Once we have this situation under control we can start to look toward a future where we have a richer set of tools for collaboration:
document revisions
document comments
author history (like git blame)
dare I say -- Google Docs style real-time collaborative editing?
These features will likely be presented in workspace itself, but will be present for all file types fundamentally.
You can track the broader multimedia efforts here.
If you have a specific use case that we didn't cover above we'd love to hear from you! Join our Discord and share your thoughts!

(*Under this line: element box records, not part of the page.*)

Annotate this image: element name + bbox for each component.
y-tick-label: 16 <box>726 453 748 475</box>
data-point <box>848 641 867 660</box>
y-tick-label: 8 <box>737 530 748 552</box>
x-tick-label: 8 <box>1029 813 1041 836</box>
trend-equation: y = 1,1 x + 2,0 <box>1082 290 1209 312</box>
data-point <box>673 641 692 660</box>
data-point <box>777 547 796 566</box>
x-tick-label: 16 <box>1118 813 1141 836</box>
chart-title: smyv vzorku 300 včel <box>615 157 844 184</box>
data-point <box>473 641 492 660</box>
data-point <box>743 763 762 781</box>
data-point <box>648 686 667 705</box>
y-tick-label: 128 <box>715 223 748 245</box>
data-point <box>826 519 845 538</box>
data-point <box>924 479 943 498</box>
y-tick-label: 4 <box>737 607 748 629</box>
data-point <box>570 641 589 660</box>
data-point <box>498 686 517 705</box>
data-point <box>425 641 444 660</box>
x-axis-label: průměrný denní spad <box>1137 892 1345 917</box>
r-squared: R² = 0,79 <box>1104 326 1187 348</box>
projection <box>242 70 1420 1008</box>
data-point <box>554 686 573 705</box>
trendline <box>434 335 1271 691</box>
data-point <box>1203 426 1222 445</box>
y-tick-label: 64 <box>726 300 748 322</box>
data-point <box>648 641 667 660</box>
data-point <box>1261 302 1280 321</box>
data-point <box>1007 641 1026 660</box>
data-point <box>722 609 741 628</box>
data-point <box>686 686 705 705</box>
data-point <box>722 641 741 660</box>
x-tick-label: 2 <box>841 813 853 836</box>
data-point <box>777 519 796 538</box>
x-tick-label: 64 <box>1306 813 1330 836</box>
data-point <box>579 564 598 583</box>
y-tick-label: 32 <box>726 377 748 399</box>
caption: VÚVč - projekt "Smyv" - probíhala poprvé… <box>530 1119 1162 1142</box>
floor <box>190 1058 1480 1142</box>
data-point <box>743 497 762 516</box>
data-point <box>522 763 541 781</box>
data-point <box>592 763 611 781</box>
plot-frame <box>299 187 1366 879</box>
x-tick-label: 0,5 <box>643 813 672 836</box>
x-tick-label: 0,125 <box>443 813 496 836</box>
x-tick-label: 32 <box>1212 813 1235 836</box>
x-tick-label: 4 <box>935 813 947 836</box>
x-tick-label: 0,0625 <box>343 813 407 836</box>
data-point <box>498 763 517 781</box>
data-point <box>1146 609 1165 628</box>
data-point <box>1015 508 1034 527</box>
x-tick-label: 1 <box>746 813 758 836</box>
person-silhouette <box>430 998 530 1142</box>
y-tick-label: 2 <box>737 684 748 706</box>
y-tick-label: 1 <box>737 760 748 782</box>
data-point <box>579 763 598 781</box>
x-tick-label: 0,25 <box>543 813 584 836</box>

Footnote: Community Document Types
Another interesting opportunity that workspace presents our community is the ability to author custom new document types. If you can come up with a data format, and write an egui widget then you can contribute a new file type to Lockbook workspace.
Presently we have some community members pursuing interesting visualizations of disk space and links within markdown documents inspired by Disk Usage Analyzer on Linux and the Obsidian Graph View.
We've also heard lots of interesting ideas about building habit trackers and to-do lists this way as well. If you're interested in whipping up something like this join our Discord! For now, we will play an active role in what file types make it to all users, but one day this structure may grow into a formal plugin system!